I had been with George Scruby about two weeks when Frank Roberts came. He looked so surprised to see a baby in a high-chair and a woman in a bachelor's cabin. He had come to get his claim. But when he found out that I was planning on taking it, he went away and left me in possession.

As soon as Lyman got money enough for his fare he came to the Promised Land and we started to build. Inside we had all home-made furniture, boxes, etc. He made me a bed. Put springs on a wooden frame and fixed it so it folded up against the wall. We had a little iron cook stove with a shelf on the front, four holes on ten, and an oven underneath. I also had some real sterling silver, but eventually the baby put some of it into the stove.
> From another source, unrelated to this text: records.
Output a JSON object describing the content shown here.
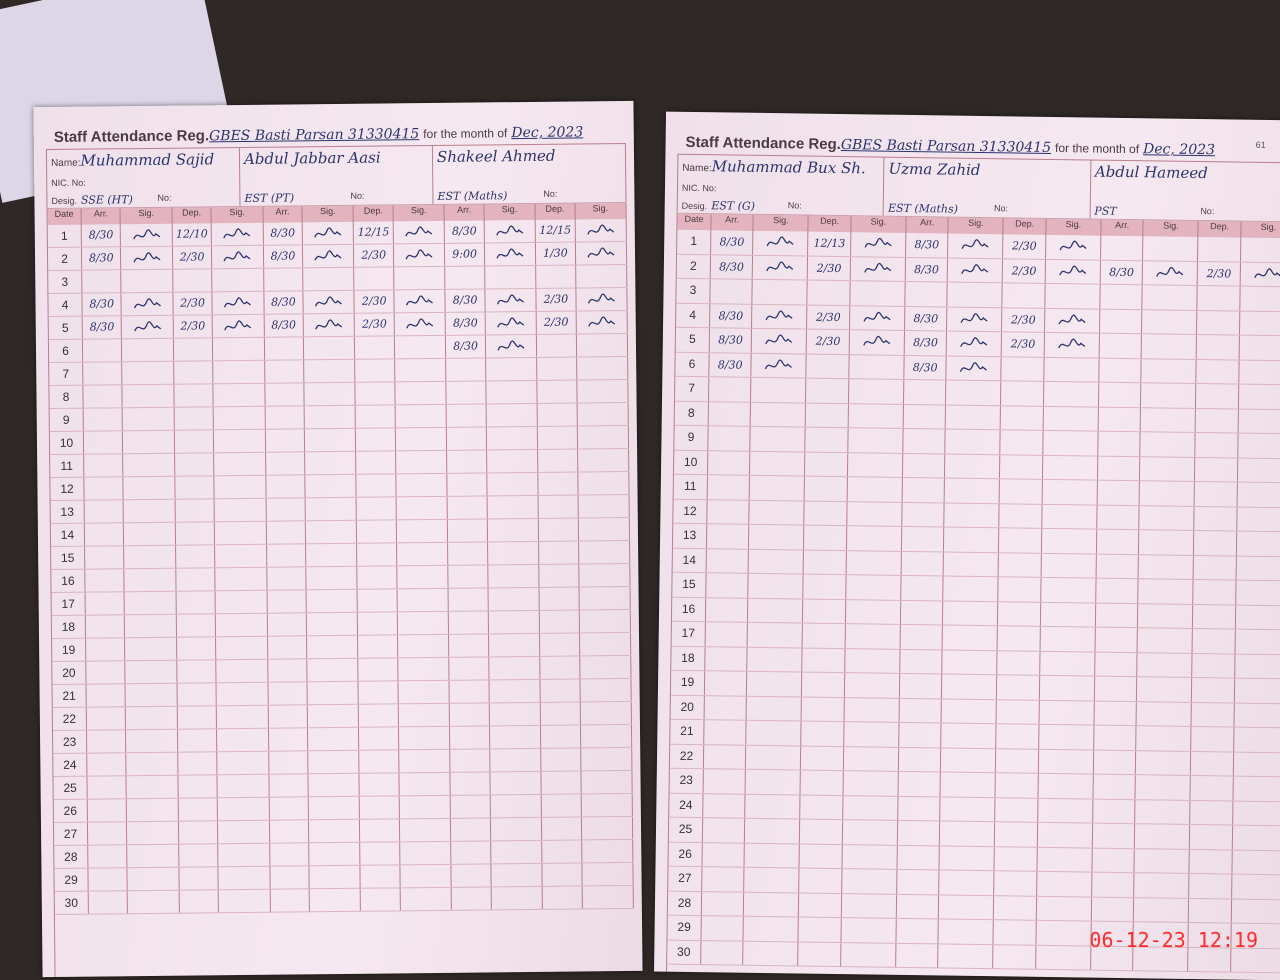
{
  "register": {
    "title": "Staff Attendance Reg.",
    "school": "GBES Basti Parsan 31330415",
    "month_label": "for the month of",
    "month": "Dec, 2023",
    "name_label": "Name:",
    "nic_label": "NIC. No:",
    "desig_label": "Desig.",
    "no_label": "No:",
    "columns": [
      "Date",
      "Arr.",
      "Sig.",
      "Dep.",
      "Sig."
    ]
  },
  "pages": [
    {
      "page_number": "",
      "teachers": [
        {
          "name": "Muhammad Sajid",
          "desig": "SSE (HT)",
          "entries": {
            "1": [
              "8/30",
              "12/10"
            ],
            "2": [
              "8/30",
              "2/30"
            ],
            "4": [
              "8/30",
              "2/30"
            ],
            "5": [
              "8/30",
              "2/30"
            ]
          }
        },
        {
          "name": "Abdul Jabbar Aasi",
          "desig": "EST (PT)",
          "entries": {
            "1": [
              "8/30",
              "12/15"
            ],
            "2": [
              "8/30",
              "2/30"
            ],
            "4": [
              "8/30",
              "2/30"
            ],
            "5": [
              "8/30",
              "2/30"
            ]
          }
        },
        {
          "name": "Shakeel Ahmed",
          "desig": "EST (Maths)",
          "entries": {
            "1": [
              "8/30",
              "12/15"
            ],
            "2": [
              "9:00",
              "1/30"
            ],
            "4": [
              "8/30",
              "2/30"
            ],
            "5": [
              "8/30",
              "2/30"
            ],
            "6": [
              "8/30",
              ""
            ]
          }
        }
      ]
    },
    {
      "page_number": "61",
      "teachers": [
        {
          "name": "Muhammad Bux Sh.",
          "desig": "EST (G)",
          "entries": {
            "1": [
              "8/30",
              "12/13"
            ],
            "2": [
              "8/30",
              "2/30"
            ],
            "4": [
              "8/30",
              "2/30"
            ],
            "5": [
              "8/30",
              "2/30"
            ],
            "6": [
              "8/30",
              ""
            ]
          }
        },
        {
          "name": "Uzma Zahid",
          "desig": "EST (Maths)",
          "entries": {
            "1": [
              "8/30",
              "2/30"
            ],
            "2": [
              "8/30",
              "2/30"
            ],
            "4": [
              "8/30",
              "2/30"
            ],
            "5": [
              "8/30",
              "2/30"
            ],
            "6": [
              "8/30",
              ""
            ]
          }
        },
        {
          "name": "Abdul Hameed",
          "desig": "PST",
          "entries": {
            "2": [
              "8/30",
              "2/30"
            ]
          }
        }
      ]
    }
  ],
  "days": 30,
  "camera_timestamp": "06-12-23  12:19",
  "colors": {
    "ink": "#2a3570",
    "ruling": "#b77f8e",
    "header_band": "#e3b3bf",
    "timestamp": "#ff2a2a"
  }
}
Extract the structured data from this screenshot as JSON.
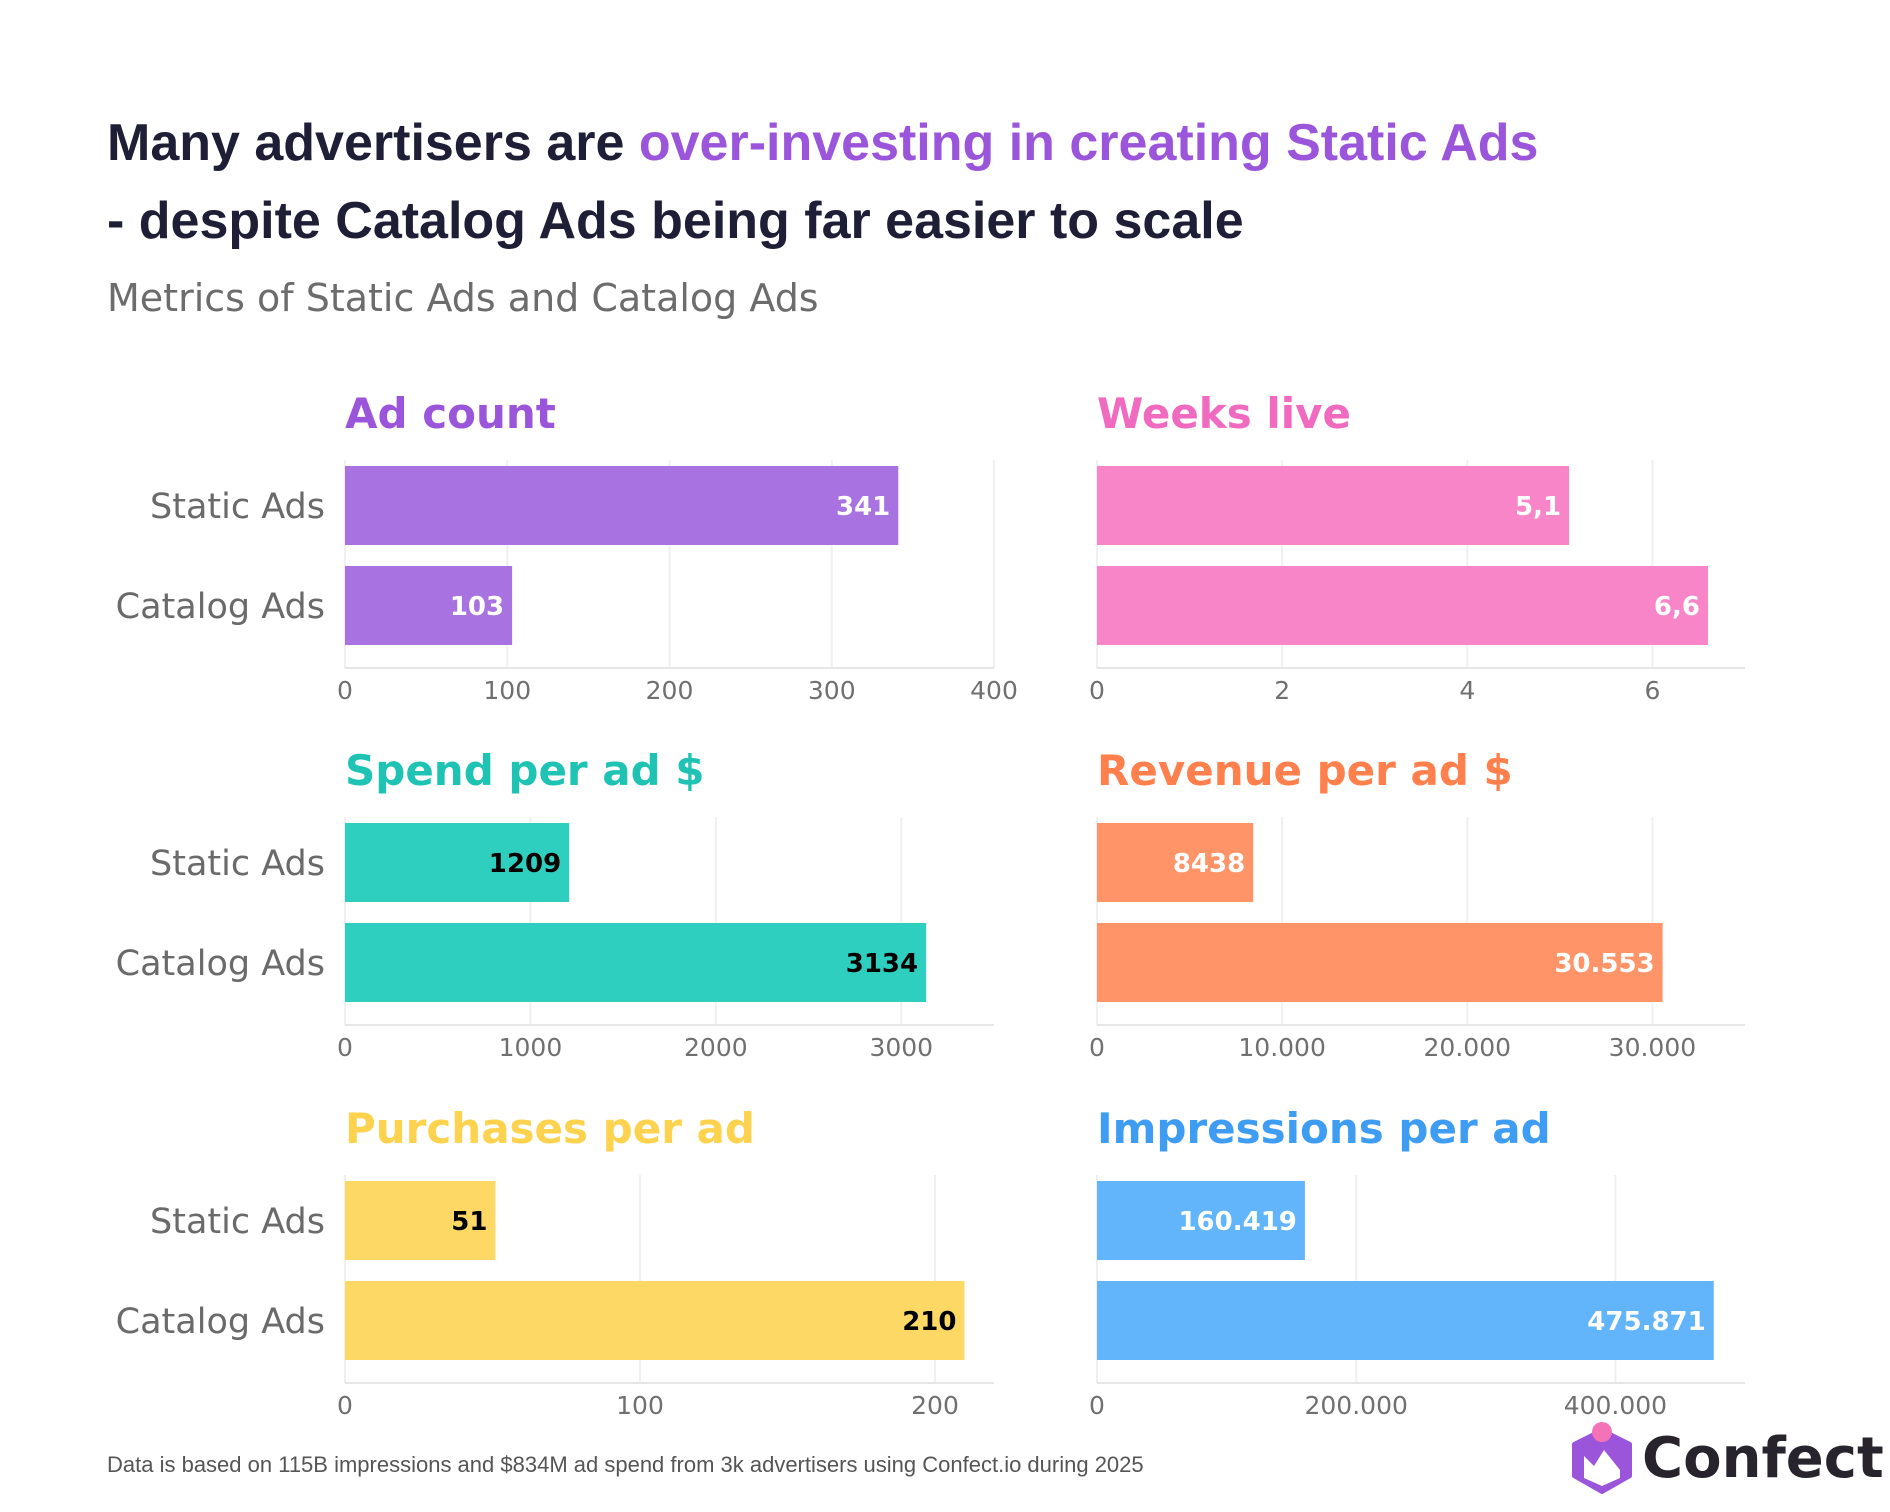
{
  "header": {
    "title_part1": "Many advertisers are ",
    "title_highlight": "over-investing in creating Static Ads",
    "title_line2": "- despite Catalog Ads being far easier to scale",
    "subtitle": "Metrics of Static Ads and Catalog Ads"
  },
  "footer": "Data is based on 115B impressions and $834M ad spend from 3k advertisers using Confect.io during 2025",
  "logo": {
    "text": "Confect",
    "icon": "confect-hexagon-icon",
    "colors": {
      "hex": "#9b55db",
      "dot": "#f472b6"
    }
  },
  "colors": {
    "title_dark": "#1e1f36",
    "highlight": "#9b55db"
  },
  "chart_data": [
    {
      "type": "bar",
      "orientation": "horizontal",
      "title": "Ad count",
      "categories": [
        "Static Ads",
        "Catalog Ads"
      ],
      "values": [
        341,
        103
      ],
      "value_labels": [
        "341",
        "103"
      ],
      "xlim": [
        0,
        400
      ],
      "ticks": [
        0,
        100,
        200,
        300,
        400
      ],
      "tick_labels": [
        "0",
        "100",
        "200",
        "300",
        "400"
      ],
      "color": "#a872e0",
      "title_color": "#9b55db",
      "label_color": "#ffffff"
    },
    {
      "type": "bar",
      "orientation": "horizontal",
      "title": "Weeks live",
      "categories": [
        "Static Ads",
        "Catalog Ads"
      ],
      "values": [
        5.1,
        6.6
      ],
      "value_labels": [
        "5,1",
        "6,6"
      ],
      "xlim": [
        0,
        7
      ],
      "ticks": [
        0,
        2,
        4,
        6
      ],
      "tick_labels": [
        "0",
        "2",
        "4",
        "6"
      ],
      "color": "#f885c8",
      "title_color": "#f06abf",
      "label_color": "#ffffff"
    },
    {
      "type": "bar",
      "orientation": "horizontal",
      "title": "Spend per ad $",
      "categories": [
        "Static Ads",
        "Catalog Ads"
      ],
      "values": [
        1209,
        3134
      ],
      "value_labels": [
        "1209",
        "3134"
      ],
      "xlim": [
        0,
        3500
      ],
      "ticks": [
        0,
        1000,
        2000,
        3000
      ],
      "tick_labels": [
        "0",
        "1000",
        "2000",
        "3000"
      ],
      "color": "#2fcfc0",
      "title_color": "#1fc3b3",
      "label_color": "#000000"
    },
    {
      "type": "bar",
      "orientation": "horizontal",
      "title": "Revenue per ad $",
      "categories": [
        "Static Ads",
        "Catalog Ads"
      ],
      "values": [
        8438,
        30553
      ],
      "value_labels": [
        "8438",
        "30.553"
      ],
      "xlim": [
        0,
        35000
      ],
      "ticks": [
        0,
        10000,
        20000,
        30000
      ],
      "tick_labels": [
        "0",
        "10.000",
        "20.000",
        "30.000"
      ],
      "color": "#ff9468",
      "title_color": "#ff7f4d",
      "label_color": "#ffffff"
    },
    {
      "type": "bar",
      "orientation": "horizontal",
      "title": "Purchases per ad",
      "categories": [
        "Static Ads",
        "Catalog Ads"
      ],
      "values": [
        51,
        210
      ],
      "value_labels": [
        "51",
        "210"
      ],
      "xlim": [
        0,
        220
      ],
      "ticks": [
        0,
        100,
        200
      ],
      "tick_labels": [
        "0",
        "100",
        "200"
      ],
      "color": "#fdd865",
      "title_color": "#fdd24e",
      "label_color": "#000000"
    },
    {
      "type": "bar",
      "orientation": "horizontal",
      "title": "Impressions per ad",
      "categories": [
        "Static Ads",
        "Catalog Ads"
      ],
      "values": [
        160419,
        475871
      ],
      "value_labels": [
        "160.419",
        "475.871"
      ],
      "xlim": [
        0,
        500000
      ],
      "ticks": [
        0,
        200000,
        400000
      ],
      "tick_labels": [
        "0",
        "200.000",
        "400.000"
      ],
      "color": "#62b4fb",
      "title_color": "#3e9cf2",
      "label_color": "#ffffff"
    }
  ]
}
When Lyme had to go out to work, Johnnie would come down and stay with me.

Tom Newnham, Ben's brother, had a place around the neck of a marsh from us. They had to dig ditches to drain it. They ditched under a big log instead of moving it, and it lay across the ditch. Johnnie Scruby and I were sitting at the supper table one evening when I looked out the window and asked, "What man is that out in the marsh?"